Energy Dept. wants more info on fuel cells

The agency offers $74 million to labs doing research and development, as well as cost analysis projects. Will that be enough to reassure Energy Secretary Steven Chu?

Energy Secretary Steven Chu
DOE Secretary Steven Chu has said he's skeptical of fuel cells providing a successful energy source for vehicles in the near future, but sees them as a viable energy storage option. U.S. Department of Energy

The Department of Energy announced yesterday that it's interested in funding more fuel cell research and development projects, as well as cost analysis studies for fuel cell manufacturing and use.

To that end the federal agency is offering a total of $74 million in funding, with $65 million going toward research and development, and $9 million going toward cost analysis studies. The funds are available to either academic or corporate laboratories with applications for the research and development funding due by March 3, 2011, and those for fuel cell cost analysis studies due by February 18, 2011.

It's an interesting development since the DOE slashed its fuel cell vehicle research budget in 2009.

Fuel cells have been given a lot of attention in connection with pilot projects involving cars, buses, light duty trucks, and even tractors. Recent research reports have predicted that fuel cells will become more standardized over the next 10 years, and experience a surge in popularity as hydrogen fueling stations become more common.
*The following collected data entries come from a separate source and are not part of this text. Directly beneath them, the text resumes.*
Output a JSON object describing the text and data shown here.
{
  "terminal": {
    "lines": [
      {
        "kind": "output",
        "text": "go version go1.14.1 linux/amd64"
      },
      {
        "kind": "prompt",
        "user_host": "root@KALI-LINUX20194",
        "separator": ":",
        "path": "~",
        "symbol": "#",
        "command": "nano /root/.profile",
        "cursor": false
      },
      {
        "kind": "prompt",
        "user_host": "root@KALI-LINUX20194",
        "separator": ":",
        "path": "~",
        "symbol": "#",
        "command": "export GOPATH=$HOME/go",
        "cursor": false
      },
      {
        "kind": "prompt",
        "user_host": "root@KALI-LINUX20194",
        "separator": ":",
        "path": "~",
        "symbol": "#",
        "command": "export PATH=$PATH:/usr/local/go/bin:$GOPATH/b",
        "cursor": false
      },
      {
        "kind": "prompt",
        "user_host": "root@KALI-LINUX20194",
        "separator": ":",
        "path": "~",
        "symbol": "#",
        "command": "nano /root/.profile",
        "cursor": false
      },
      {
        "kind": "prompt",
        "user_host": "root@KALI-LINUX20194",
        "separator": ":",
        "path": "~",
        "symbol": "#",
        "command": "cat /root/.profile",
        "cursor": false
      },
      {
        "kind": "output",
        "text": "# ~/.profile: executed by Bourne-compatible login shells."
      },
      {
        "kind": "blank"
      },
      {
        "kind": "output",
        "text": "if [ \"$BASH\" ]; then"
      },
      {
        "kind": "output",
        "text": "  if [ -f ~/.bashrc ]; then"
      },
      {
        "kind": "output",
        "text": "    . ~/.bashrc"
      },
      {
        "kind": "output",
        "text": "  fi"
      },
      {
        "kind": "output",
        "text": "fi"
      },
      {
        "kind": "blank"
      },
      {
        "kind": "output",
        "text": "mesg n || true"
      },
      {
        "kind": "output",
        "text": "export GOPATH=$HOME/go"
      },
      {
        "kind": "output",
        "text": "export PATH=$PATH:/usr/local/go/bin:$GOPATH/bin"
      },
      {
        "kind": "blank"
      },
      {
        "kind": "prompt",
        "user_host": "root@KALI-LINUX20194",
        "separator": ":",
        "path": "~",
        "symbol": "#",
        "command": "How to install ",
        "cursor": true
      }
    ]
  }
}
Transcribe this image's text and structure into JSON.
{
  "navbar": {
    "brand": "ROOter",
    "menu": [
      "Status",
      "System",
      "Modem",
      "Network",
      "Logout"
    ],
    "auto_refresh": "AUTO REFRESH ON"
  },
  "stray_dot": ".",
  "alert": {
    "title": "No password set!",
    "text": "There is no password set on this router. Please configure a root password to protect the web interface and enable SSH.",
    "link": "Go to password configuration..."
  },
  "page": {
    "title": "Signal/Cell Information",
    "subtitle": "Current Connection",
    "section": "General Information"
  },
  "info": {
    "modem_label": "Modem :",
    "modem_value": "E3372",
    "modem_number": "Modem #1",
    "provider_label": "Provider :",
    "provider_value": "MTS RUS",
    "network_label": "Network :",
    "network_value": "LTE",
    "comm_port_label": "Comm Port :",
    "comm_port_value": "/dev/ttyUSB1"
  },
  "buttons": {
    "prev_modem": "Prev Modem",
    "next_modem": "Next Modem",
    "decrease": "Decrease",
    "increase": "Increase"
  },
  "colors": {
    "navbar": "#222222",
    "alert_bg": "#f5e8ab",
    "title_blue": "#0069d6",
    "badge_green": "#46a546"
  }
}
Pike Research predicted that 2.8 million fuel-cell vehicles will be on the road worldwide by 2020, due in large part to government interesting and backing.

Fuel cells have also been successful in stationary applications like supplying power used to cool a data center, as chargers for gadgets, or as energy storage units for intermittent energy sources like wind and solar.

DOE Secretary Steven Chu has been quite vocal with his personal skepticism toward fuel cells as a successful transportation option in the near future until certain technological breakthroughs occur. Chu has said he sees fuel cells more as an option for energy storage when it comes to nuclear power, solar, and wind.

"I think that hydrogen could be effectively a 'battery' in the sense that suppose you had a way of using excess electricity--let's say a nuclear plant at night, or solar or wind excess capacity, and there was an efficient electrolysis way of turning that into hydrogen, and then we have stationary fuel cells. It could effectively be a battery of sorts," Chu told MIT's Technology Review in a 2009 interview.

Of course, as always with the federal government, there is a catch to this available fuel cell funding.

"Funding for both programs are subject to congressional appropriations," according to the DOE announcement.